- Born: October 8, 1914 Tuskegee, Alabama
- Died: November 29, 2003 (aged 89) Washington, D.C.
- Education: Bates College, Howard University
- Occupations: Dermatologist, medical researcher
- Known for: Research on skin disorders among racial minorities
- Relatives: John A. Kenney Sr. (father) William Oscar Armstrong (grandfather)
- Medical career
- Institutions: Howard University Hospital
- Sub-specialties: Dermatology
- Awards: American Academy of Dermatology Master of Dermatology (1995)

= John A. Kenney Jr. =

American dermatologist

John Andrew Kenney Jr. (October 8, 1914 - November 29, 2003) was an American dermatologist who taught at Howard University. He specialized in the study of skin disorders affecting racial minorities. He was one of the first African-American doctors to receive formal training in dermatology, and his mentees often described him as the "dean of black dermatology".

==Early life and education==
Kenney was born in Tuskegee, Alabama, on October 8, 1914. He was the oldest of four children of John A. Kenney Sr. and Frieda Armstrong Kenney, both of whom were also influential figures in African-American medicine. His father joined the Tuskegee Institute on the invitation of its founder, Booker T. Washington; he later became medical director and chief surgeon there. His mother graduated from Boston University, making her one of the first black women to do so; she later also took a teaching position at the Tuskegee Institute. After the family was threatened by the Ku Klux Klan, they moved to Montclair, New Jersey in 1923, where Kenney attended Montclair High School. He graduated from Bates College in 1942, where he studied chemistry and biology, and received his medical degree from Howard University in 1945. At Howard, he was a member of both Alpha Omega Alpha and Kappa Pi.

==Career==
Kenney was an instructor in biochemistry at Howard from 1946 to 1948, and served as the assistant editor of the Journal of the National Medical Association from 1947 to 1952. In 1953, he opened a private dermatology and syphilology practice in Cleveland, Ohio. He joined the faculty of Howard University as an assistant professor in 1961, and continued to teach there for almost four decades. He served as president of the National Medical Association from 1962 to 1963, making him the only president of this association whose father had also previously been its president. By 1973, he had succeeded in creating a separate dermatology department at Howard's Freedmen's Hospital. He served as chief of the division of dermatology there for 12 years, after which he served as founding chairman of the department of dermatology for five years. He stepped down from his position of department chairman in 1980. He remained a practicing dermatologist in Washington, D.C. until 1999.

==Honors and awards==
In 1970, Kenney became the first black member of the American Academy of Dermatology, which named him a Master of Dermatology in 1995. In 1988, he received the Dermatology Foundation's Clark W. Finnerud Award, and he received the American Academy of Dermatology's Gold Medal in 2001.
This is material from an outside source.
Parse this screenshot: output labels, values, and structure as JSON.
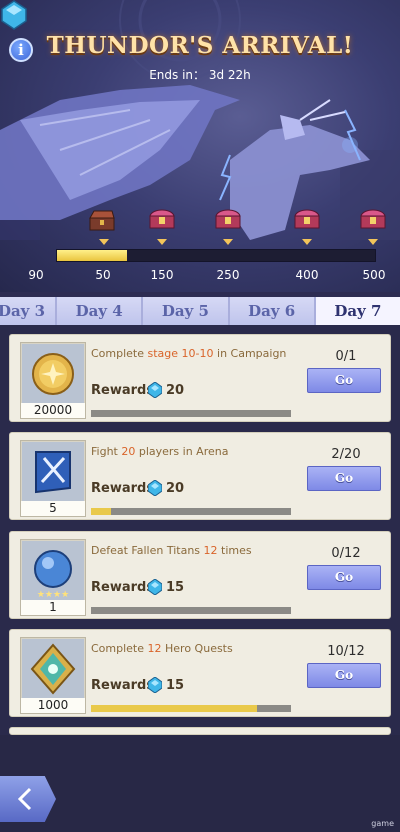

==Personal life and death==
Kenney married Larcenia Ferne Wood in 1943; they remained married until her death in 2000. They had three children together. Kenney died of heart failure on November 29, 2003, at his home in Washington, D.C.

Kenney's obituary in The Washington Post estimated that of the about 300 black dermatologists practicing in the United States in 2003, Kenney had mentored or trained about one-third of them.